All this can be done using the following code:
_, obj, cost = self.session.run(
fetches = [self.network.back_prop, self.network.obj, self.network.cost], \
feed_dict = {self.network.images:x, self.network.labels:y, \
self.network.dropout_prob: DROPOUT_PROBABILITY})
This is similar to how we’d run a theano.function()
. The givens
operation which is used in theano
to feed values to placeholders is now supplied here using feed_dict
which takes in a dictionary, whose
key, value pair is a node and its initialization value.
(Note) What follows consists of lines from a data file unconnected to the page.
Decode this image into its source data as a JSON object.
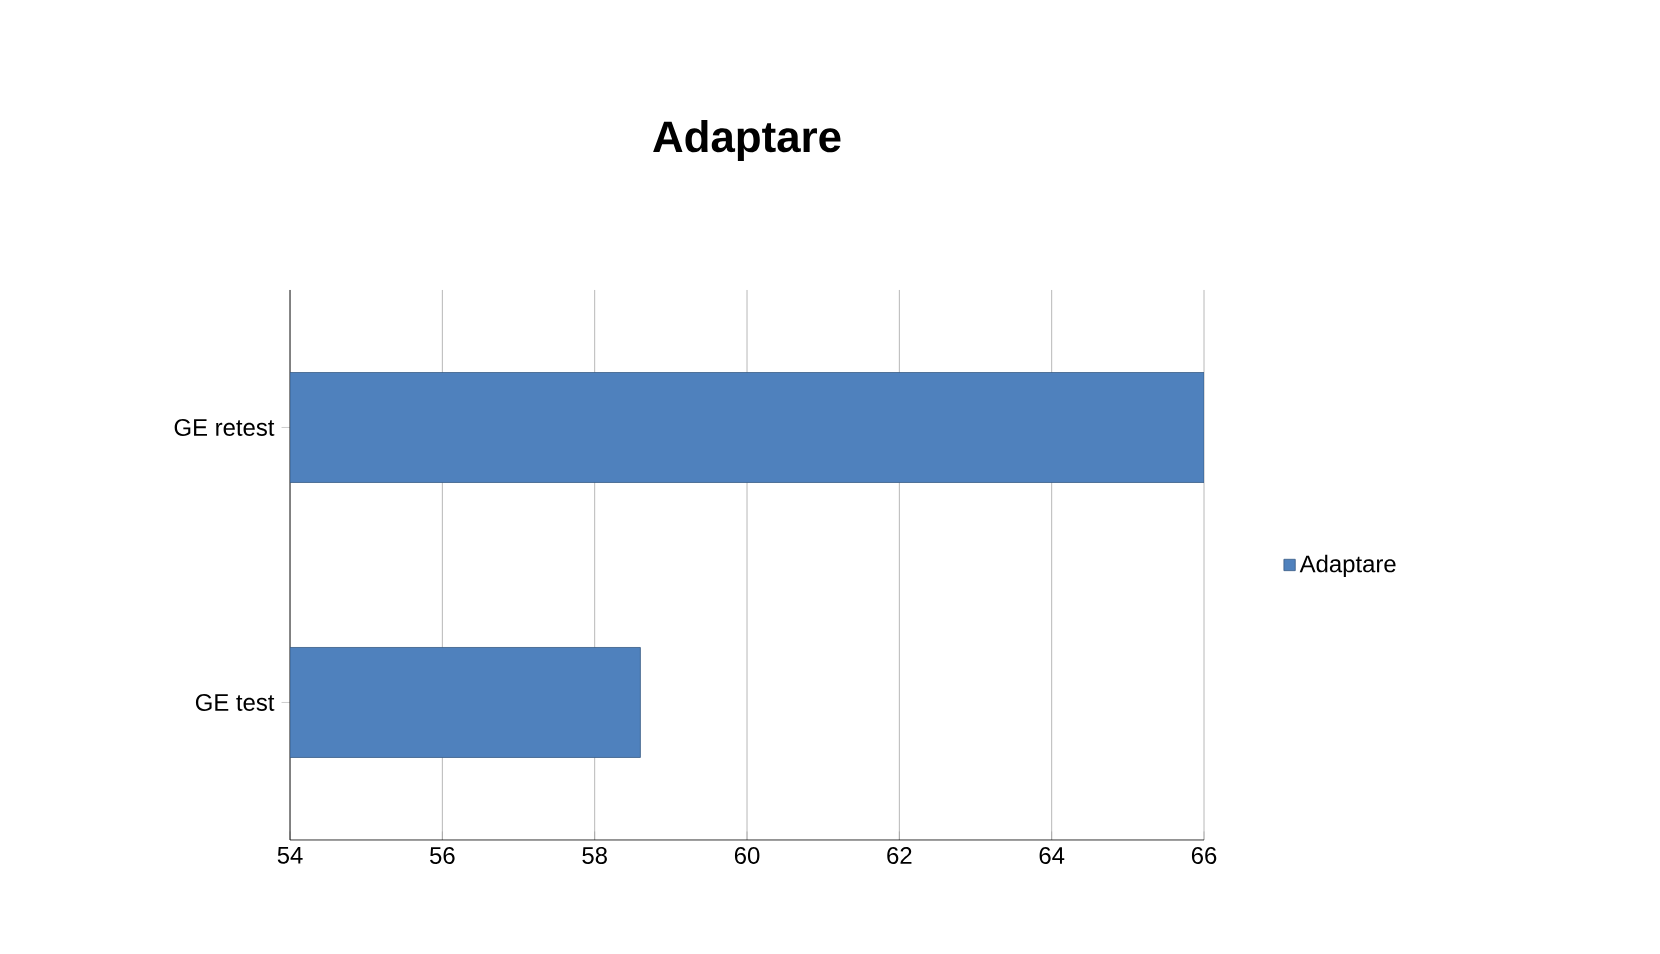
{
  "chart_data": {
    "type": "bar",
    "title": "Adaptare",
    "orientation": "horizontal",
    "categories": [
      "GE retest",
      "GE test"
    ],
    "series": [
      {
        "name": "Adaptare",
        "color": "#4f81bd",
        "values": [
          66,
          58.6
        ]
      }
    ],
    "xlim": [
      54,
      66
    ],
    "xticks": [
      54,
      56,
      58,
      60,
      62,
      64,
      66
    ],
    "grid": "x",
    "legend": "right"
  }
}
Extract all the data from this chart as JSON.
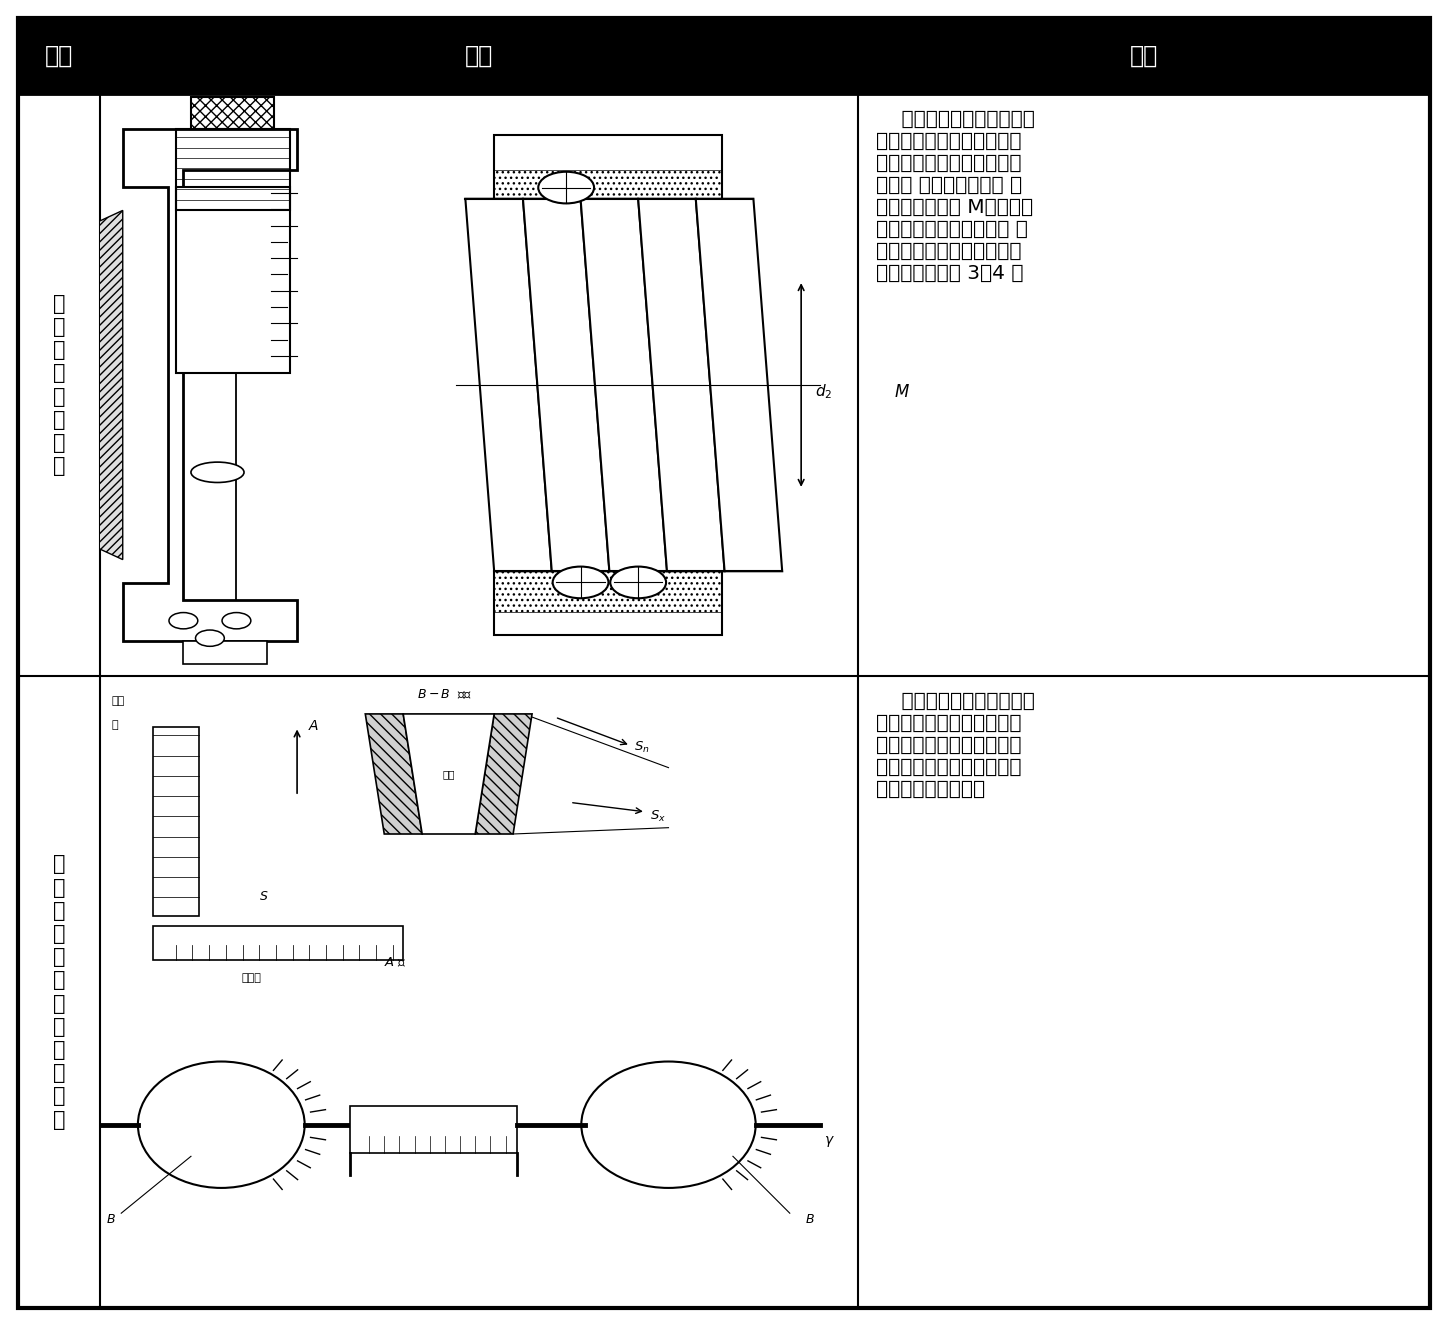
{
  "fig_width": 14.48,
  "fig_height": 13.23,
  "dpi": 100,
  "col1_header": "项目",
  "col2_header": "图示",
  "col3_header": "说明",
  "row1_item": "三\n针\n测\n量\n蜗\n杆\n中\n径",
  "row2_item": "齿\n厚\n游\n标\n卡\n尺\n测\n量\n法\n向\n齿\n厚",
  "row1_desc": "    用三根等直径的量棒，放\n入蜗杆对应槽内，用公法线\n千分尺测量量棒距离，从而\n检验蜗 杆的中径尺寸。 量\n棒尺寸与测量值 M，一般由\n蜗杆图样技术数据确定。 这\n种测量方法的灵敏度要比齿\n厚卡尺测量法高 3～4 倍",
  "row2_desc": "    用齿厚卡尺沿其法向位置\n进行测量，将齿厚卡尺尺身\n与齿向垂直，垂直尺定准分\n度圆法向弦齿高，水平尺测\n出分度圆法向弦齿厚"
}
Here we assign to self.network.images
the
images we just retrieved, to self.network.labels
the y
we just queried and to self.network.dropout_prob
which was the node controlling the dropout Bernoulli probability, the gloabl defined dropout.
We use this value of dropout, since this does back prop.
If we were just feeding forward without updating the weights (such as during inference or test) we would not
use this probability, instead we would use,
acc = self.session.run(self.network.accuracy,\
feed_dict = { self.network.images: x,
self.network.labels: y,
self.network.dropout_prob: 1.0} )
as was used in the lenet.trainer.trainer.accuracy()
.
The same lenet.trainer.trainer.accuracy()
method with different placeholders
could be used for testing and training accuracies.
# Testing
x = self.dataset.test.images
y = self.dataset.test.labels
acc = self.accuracy (images =x, labels = y)
# Training
x, y = self.dataset.train.next_batch(mini_batch_size)
acc = self.accuracy (images =x, labels = y)
After a desired number of iterations, we might want to update the tensorboard summaries or print out
a cost to use for reference on how well we are training.
We can use self.session
, which is the same session previously used, to write out all summaries.
This run call to session will write out everything we have added to the summaries along the way of
building the network itself using our self.tensorboard
writer.
x = self.dataset.test.images
y = self.dataset.test.labels
s = self.session.run(self.summary, feed_dict = {self.network.images: x,
self.network.labels: y,
self.network.dropout_prob: 1.0})
self.tensorboard.add_summary(s, iter)
The last thing we have to define is the the lenet.trainer.trainer.train()
method.
This method will run the training loops for the network that we have definied, taking in input arguments
iter= 10000
, mini_batch_size = 500
, update_after_iter = 1000
,
summarize = True
, with obviously named variables.
The trainer loop can be coded as:
# Iterate over iter
for it in range(iter):
obj, cost = self.bp_step(mini_batch_size) # Run a step of back prop minimizer
if it % update_after_iter == 0: # Check if it is time to flush out summaries.
train_acc = self.training_accuracy(mini_batch_size = 50000)
acc = self.test() # Measure training and testing accuracies.
print( " Iter " + str(it) + # Print them on terminal.
" Objective " + str(obj) +
" Cost " + str(cost) +
" Test Accuracy " + str(acc) +
" Training Accuracy " + str(train_acc)
)
if summarize is True: # Write summaries to tensorflow
self.write_summary(iter = it, mini_batch_size = mini_batch_size)
The above code essentially iterates over iter
supplied to the method and runs one step of
self.network.back_prop
method, which we cooked in lenet.network.lenet5.cook()
.
If it was time to flush out summaries it does so.
Finally, once the training is complete, we can call the lenet.trainer.trainer.test()
method to
produce testing accuracies.
acc = self.test()
print ("Final Test Accuracy: " + str(acc))
Since everything else, including the first layer filters and confusion matrices were all stored in summaries, they would have been adequately flushed out.
The trainer class documentation can be found in Trainer.